Mitre 10 does its best to improve brand preference in the highly competitive New Zealand home improvement industry, and noting that New Zealanders would happily visit either Mitre 10 or Bunnings on any given day, it knew it had to offer something extra. But what?
One area of opportunity that had not been extensively explored by either Mitre 10 or Bunnings were engagement programmes. Insights into behaviour in the home improvement industry showed that gardening was popular among Mitre 10’s customer base. And research showed that unlike traditional home improvement transactional behaviour, which was not always easy to predict, garden visitations were more frequent and consistent and gardening was more likely to be undertaken all through the year.

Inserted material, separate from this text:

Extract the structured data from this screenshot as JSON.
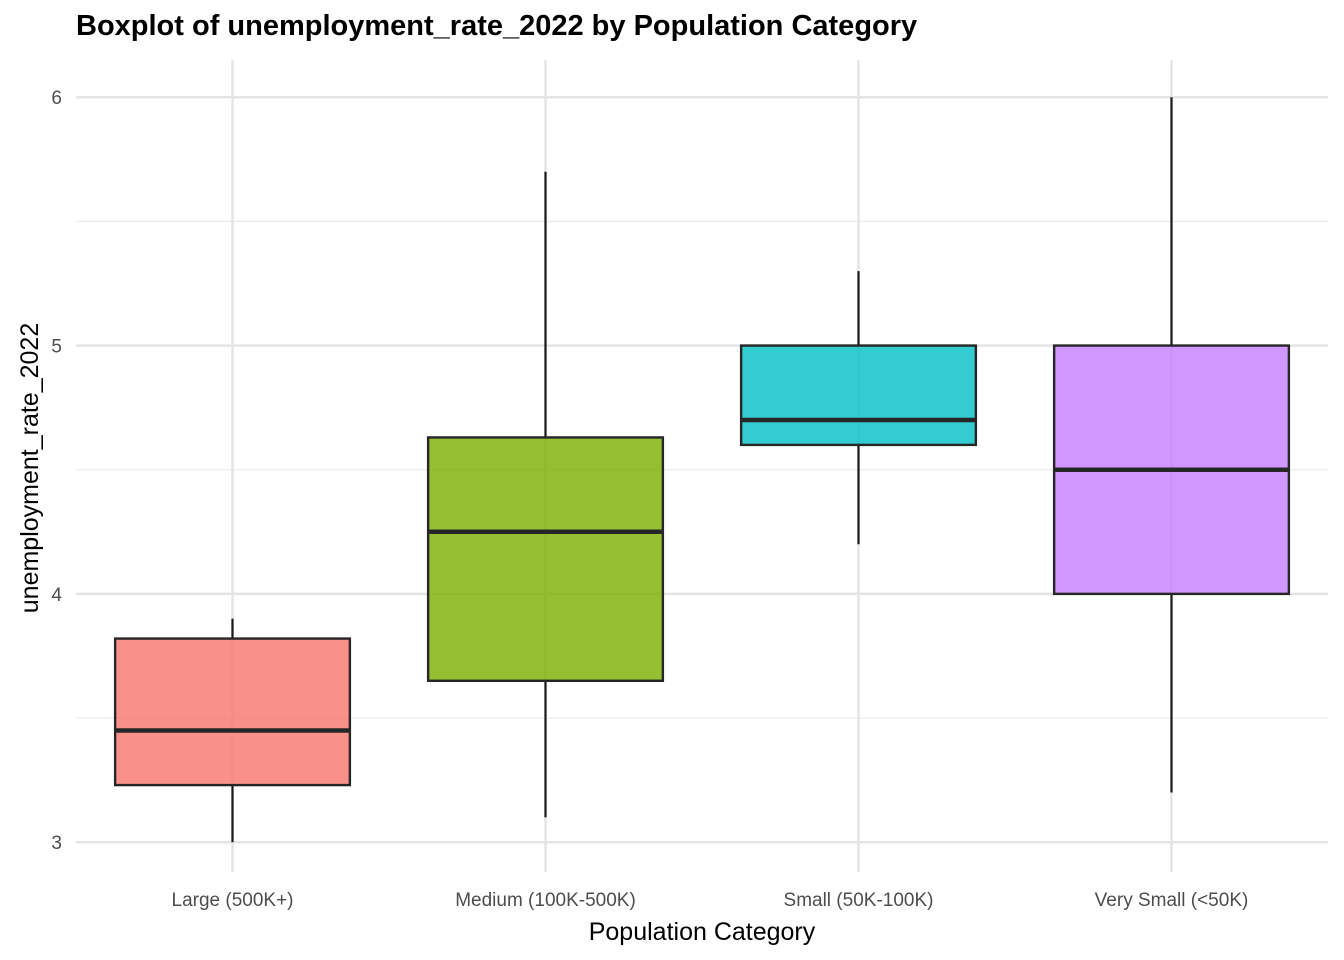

While the company was a leader in green garden care, selling a multitude of plants and gardening products, Mitre 10 wasn’t seen as an ‘expert’ in garden retailing. It took note of this and identified an opportunity to gain brand preference through driving engagement in the category and use it as a ‘gateway’ of sorts to other Mitre 10 categories by attempting to offer above and beyond what a normal home improvement retailer would.
As a result of these insights, Mitre 10 created the Garden Club, an ongoing initiative which was used to improve engagement and increase its credibility in the garden category.
The club offered members exclusive gardening benefits like inspiration, advice and exclusive offers.
Of course, to run the club Mitre 10 needed to develop technical infrastructure to support it. So in January last year it centralised all customer records, leading Mitre 10 to be one of the first New Zealand retailers to gain Data Warranty Registration (DWR).
It then undertook qualitative research to confirm the appeal of the Garden Club and the likelihood the benefits would motivate people to join. It also knew club members would need to be able to identify themselves. As Mitre 10 was a member of the Fly Buys programme, many Mitre 10 customers were already using a ‘unique’ identifier in store, so the decision was made to use the Fly Buys numbers to identify them, which meant members had to join the club and register their Fly Buys number to gain all the club benefits.
Mitre 10 knew it wasn’t seen as an expert in the gardening category, so it wanted to make sure the content it promoted to members was credible and demonstrated expertise. As such, it secured a third party to provide the content.
The club was launched in July 2014 to ensure it was up and running for spring, a key time for gardening sales. A launch video was produced that explained the intent of the club and how it would operate in-store. Emails were also sent to 6,000 existing local store garden club members introducing to the ‘national’ club.
In a previous interview with NZ Marketing, Mitre 10 general manager of marketing Dave Elliot said it’s important to inform and engage customers the whole way through the decision making and purchase process, which is the approach it’s taken with its Garden Club. “We engage with customers in a home improvement cycle. It starts off with customers getting inspired to do something. Then, they’re looking for some information in terms of what they’ll need and how they should go about doing it … Next, they move onto the stage where they do the shopping of the items, materials and tools they’ll need. And then they get stuck into it, and they might need a little help again, before finally lying down on lawn that they’ve sown and mowed for the first time.”
The Mitre 10 Garden Club was a success, and has now become a truly distinctive branded property in its own right; it also clearly fulfils a key over-riding objective of attribution back to the retailer brand, which in turn delivers to the club’s purpose of improving brand preference.
Mitre 10 has seen a bunch of great results, including increasing its share of sales against other retailers from April last year to April this year; a lift in the average sales values of club members from the same period; a lift in average sales of garden products; and a lift in sales of non-garden products and specific products promoted to Garden Club members.
There has also been an enormous increase in club members since the launch, with a large percentage of them registering their Fly Buys number.
The club has also drawn attention on social media, with the Mitre 10 Garden Club’s Facebook page having over 7,800 fans. The page also acts as a great recruitment source and also acts as great two-way channel to communicate club messages.
As the Garden Club was built to be fully measurable, the marketing team was able to work with the early adopters to track the impact it was having in terms of their individual store business performance. The results being measured were impressive. And it became very compelling for people to get on board when they could quickly demonstrate triple digit sales growth. The marketing team was able to take these results back to the business to really quantify (beyond just theory) what business returns could be achieved through correct in-store execution. And it was this ability to demonstrate actual results that overcame some initial resistance to gain full buy-in across the entire co-operative.
And the Garden Club isn’t just a one off campaign. It continues to evolve and adapt and is an important branded property, focusing on driving ongoing customer engagement delivered through interactions relevant to Mitre 10’s consumers.